A young couple is stuck in traffic, reading a book aloud to each other to pass the time. The relationship is already strained, but between the encroaching road rage, and a novel that hits way too close to home, tensions are running especially high by the time they arrive back at their apartment. When one of them leaves to get takeout and a movie, each of the young lovers is individually forced to confront loss, grief, fear, and insecurities in unexpected and shocking ways.
Crane's formal use of the comics medium -- threading several timelines and the interior and exterior lives of its protagonists together to create an increasing, almost Hitchcockian sense of dread and paranoia -- is masterful.
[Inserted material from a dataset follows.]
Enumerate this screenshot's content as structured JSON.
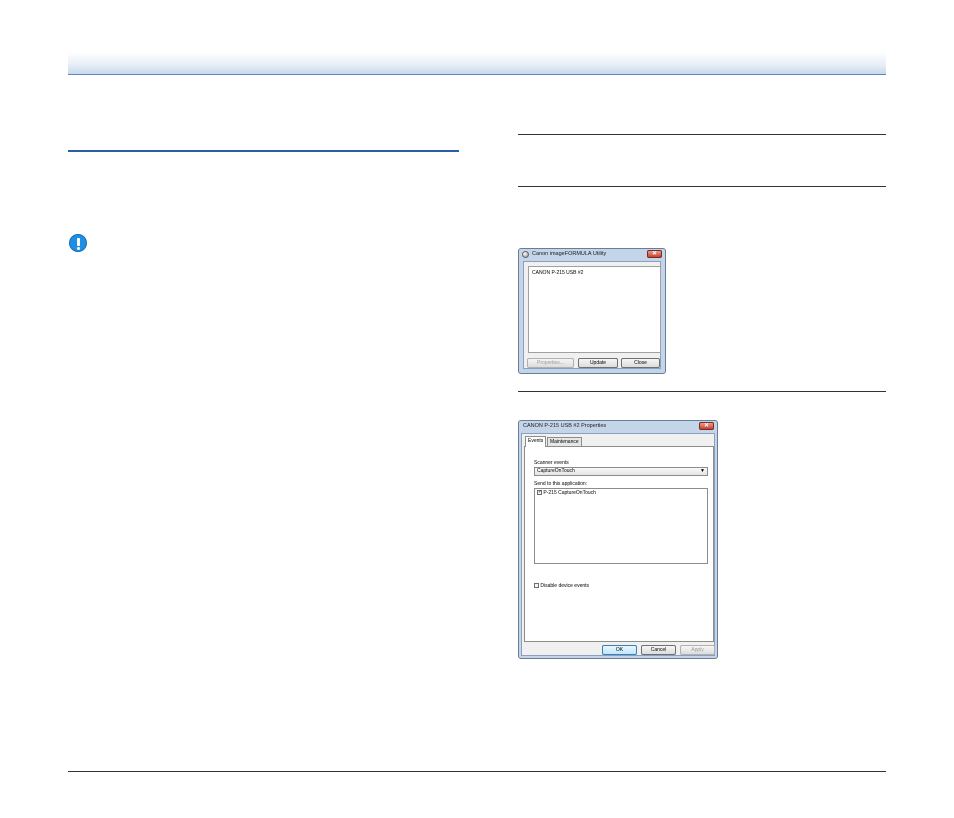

But as the title hints, there are dualities at its core that make it one of the most exciting works of graphic literary fiction in recent memory, a brilliant adult drama that showcases a deep empathy and compassion for its characters as well as a visually arresting showcase of Crane's considerable talents. Keeping Two is ostensibly a story about loss, but by the end, it just might also be about finding something along the way -- something that had seemed irredeemable up to that point. In that way, it's also a deeply romantic book.
Cartoonist Jordan Crane has been one of the most quietly influential comics-makers of the past quarter-century - in multiple senses of the word: as a cartoonist, a designer, an editor, a publisher, a printmaker, an advocate, an archivist, and more. But Keeping Two is his biggest project in close to two decades and will be one of the most anticipated graphic novels of 2022.